Sobre “O retorno da sociedade – Política e interpretações do Brasil”
Por André Botelho (Universidade Federal do Rio de Janeiro)
O Retorno da Sociedade, que está sendo lançado pela Editora Vozes, é um livro que se volta para o olhar particular da sociologia sobre a política. Especialmente para uma de suas vertentes brasileiras, desenvolvida ao longo de cinco décadas durante o século XX. Apesar de reconstituir uma tradição intelectual do passado, o livro é uma aposta teórica nos chamados ensaios de interpretação do Brasil e na sua capacidade de nos ajudarem a esclarecer a dimensão de processo que o presente sempre esconde.

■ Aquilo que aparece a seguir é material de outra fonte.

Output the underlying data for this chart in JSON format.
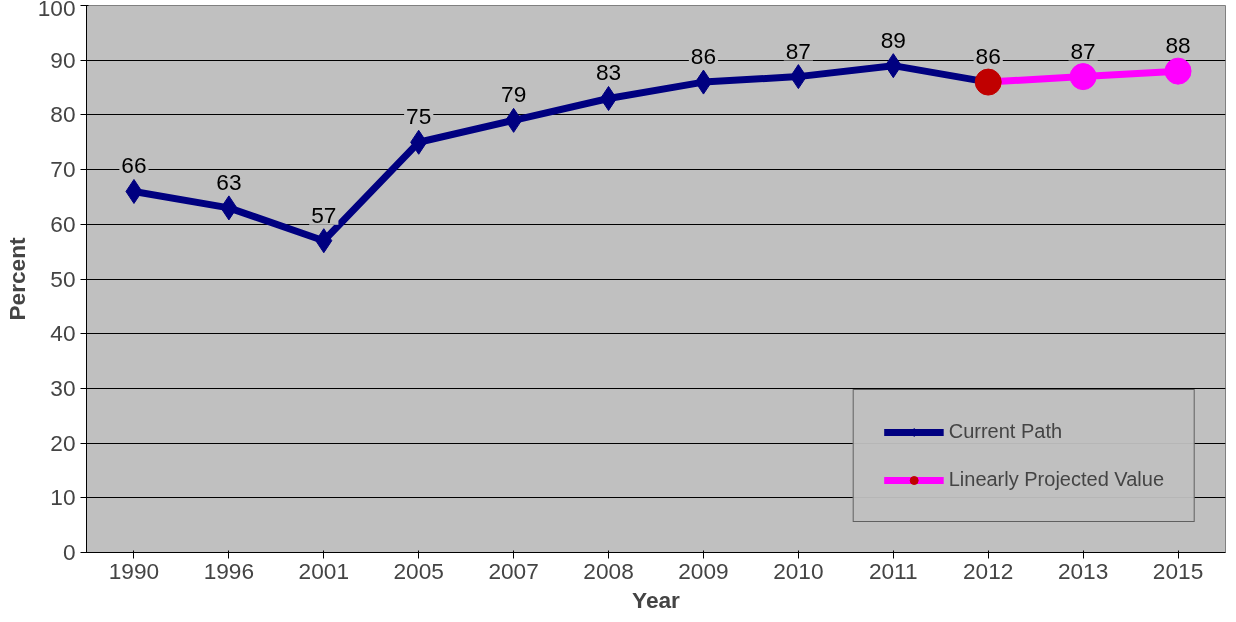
{
  "chart_data": {
    "type": "line",
    "xlabel": "Year",
    "ylabel": "Percent",
    "categories": [
      "1990",
      "1996",
      "2001",
      "2005",
      "2007",
      "2008",
      "2009",
      "2010",
      "2011",
      "2012",
      "2013",
      "2015"
    ],
    "ylim": [
      0,
      100
    ],
    "yticks": [
      0,
      10,
      20,
      30,
      40,
      50,
      60,
      70,
      80,
      90,
      100
    ],
    "grid": "y",
    "legend": "bottom right",
    "series": [
      {
        "name": "Current Path",
        "color": "#000080",
        "marker": "diamond",
        "values": [
          66,
          63,
          57,
          75,
          79,
          83,
          86,
          87,
          89,
          86,
          null,
          null
        ],
        "value_labels": [
          "66",
          "63",
          "57",
          "75",
          "79",
          "83",
          "86",
          "87",
          "89",
          "86",
          null,
          null
        ]
      },
      {
        "name": "Linearly Projected Value",
        "color": "#ff00ff",
        "marker": "circle",
        "colors": [
          null,
          null,
          null,
          null,
          null,
          null,
          null,
          null,
          null,
          "#c00000",
          "#ff00ff",
          "#ff00ff"
        ],
        "values": [
          null,
          null,
          null,
          null,
          null,
          null,
          null,
          null,
          null,
          86,
          87,
          88
        ],
        "value_labels": [
          null,
          null,
          null,
          null,
          null,
          null,
          null,
          null,
          null,
          null,
          "87",
          "88"
        ]
      }
    ]
  }
}
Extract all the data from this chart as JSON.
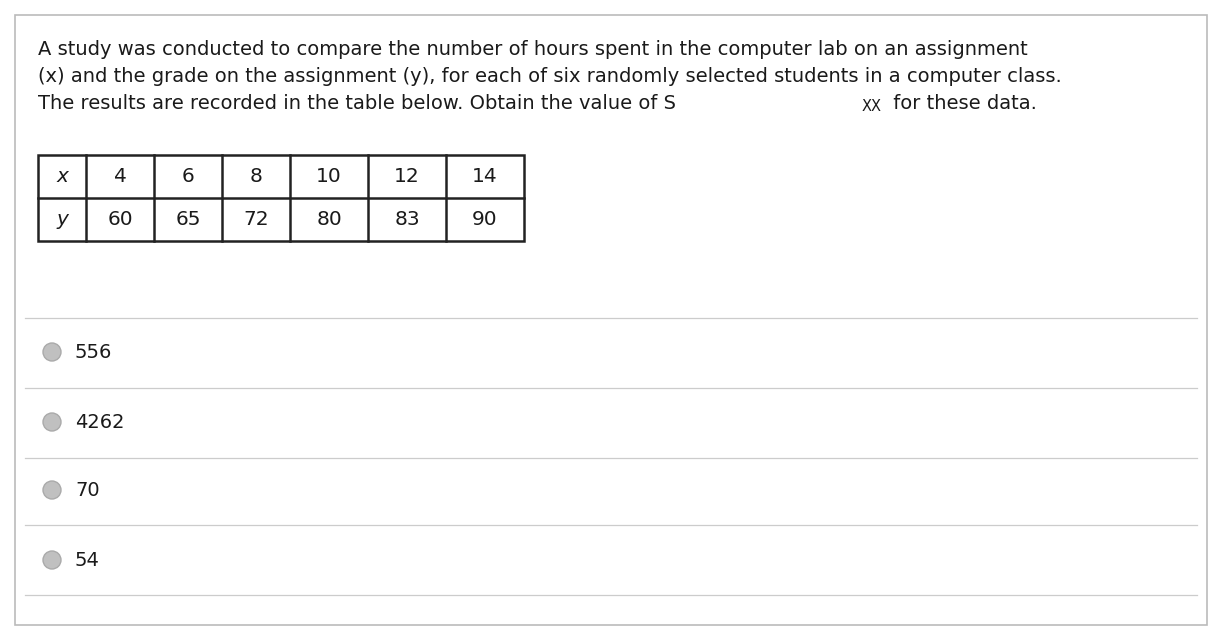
{
  "title_line1": "A study was conducted to compare the number of hours spent in the computer lab on an assignment",
  "title_line2": "(x) and the grade on the assignment (y), for each of six randomly selected students in a computer class.",
  "title_line3_pre": "The results are recorded in the table below. Obtain the value of S",
  "title_line3_sub": "XX",
  "title_line3_post": " for these data.",
  "table_x_label": "x",
  "table_y_label": "y",
  "x_values": [
    "4",
    "6",
    "8",
    "10",
    "12",
    "14"
  ],
  "y_values": [
    "60",
    "65",
    "72",
    "80",
    "83",
    "90"
  ],
  "options": [
    "556",
    "4262",
    "70",
    "54"
  ],
  "bg_color": "#ffffff",
  "text_color": "#1a1a1a",
  "table_border_color": "#222222",
  "circle_color": "#c0c0c0",
  "separator_line_color": "#cccccc",
  "outer_border_color": "#bbbbbb",
  "font_size_title": 14.0,
  "font_size_table": 14.5,
  "font_size_options": 14.0,
  "font_size_sub": 10.5
}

Recolocando a política e o Estado na sociedade, a tradição intelectual apresentada problematiza a ideia de que as instituições sejam espaços de ação autônoma em relação aos valores e às práticas sociais vigentes na sociedade. A partir da sociologia politica aqui reconstituída, aprendemos que as inovações institucionais e políticas nunca ocorrem num vazio de relações sociais, por isso sua força ou a fragilidade dependerá sempre da qualidade da sua interação na sociedade.
A agenda de pesquisas da sociologia política pesquisada compreende textos e contextos muito diversos. Fundamentalmente, envolve de Populações meridionais do Brasil (1920), de Oliveira Vianna, a Homens livres na ordem escravocrata (1964), de Maria Sylvia de Carvalho Franco, passando por Lutas de famílias no Brasil (1949), de Luis de Aguiar Costa Pinto, Coronelismo, enxada e voto (1949), de Victor Nunes Leal, e diferentes pesquisas de Maria Isaura Pereira de Queiroz, desenvolvidas nas décadas de 1950 e 1960, entre outros. O reconhecimento da importância dessa tradição intelectual, não apenas em termos dos seus significados históricos, mas também dos seus sentidos teóricos no contexto contemporâneo dos estudos sobre política e sociedade é, portanto, o que estimula a composição em conjunto dos meus textos até então esparsos.
É urgente hoje responder se as inovações institucionais da democracia e seus avanços substantivos nas últimas décadas estão ou não suficientemente enraizados na sociedade brasileira, cujo conservadorismo e autoritarismo históricos parecem retornar, violentamente e com legitimidade social, ao espaço público. A ideia de “retorno da sociedade” escolhida para o título tem, então, esse primeiro sentido, de voltar a atenção para aquilo que, mesmo recalcado, pôde ter estado sempre presente: a velha sociedade brasileira, historicamente marcada por valores e práticas sociais e culturais autoritários de socialização e de orientação das condutas, de afirmação das hierarquias nas mais diferentes relações sociais e de reiteração das desigualdades. Mas o retorno da sociedade no contexto desta coletânea tem também outros significados. Igualmente urgente, me parece, é retomar a discussão sobre o papel da sociedade na configuração das formas de solidariedade e de participação social, e seu peso na definição das possibilidades e limites da ação coletiva. Considerados as principais forças sociais de mudança do nosso tempo, os movimentos sociais e a ação coletiva não raro são vistos com excesso de voluntarismo, como se constrangimentos estruturais, condicionamentos históricos e mesmo escolhas do passado pouco pesassem sobre a ação.
Proponho assim um mergulho em interpretações e temas clássicos da sociologia política brasileira para trazer à tona questões cruciais também contemporâneas. Relações entre sociedade e Estado. Baralhamento entre público e privado. Cultura política personalista. Limites da participação social e da ação coletiva. E porque a atuação política sempre implica em formas de pensar e de sentir o país, defendo que as interpretações do Brasil passam a ser chave para abrir a caixa-preta das relações entre política e sociedade.
Não sabemos ainda se conseguiremos alcançar um equilíbrio, mesmo que delicado, entre sentimentos de solidariedade civil e paixões e interesses particularistas em nossa vida pública. Mas esse também é um desafio intelectual e político central do nosso tempo. Nosso passo nessa direção é trazer à tona a vertente da sociologia política que pesquisamos e, com ela, repensar o papel da sociedade na configuração das possibilidades e limites da política.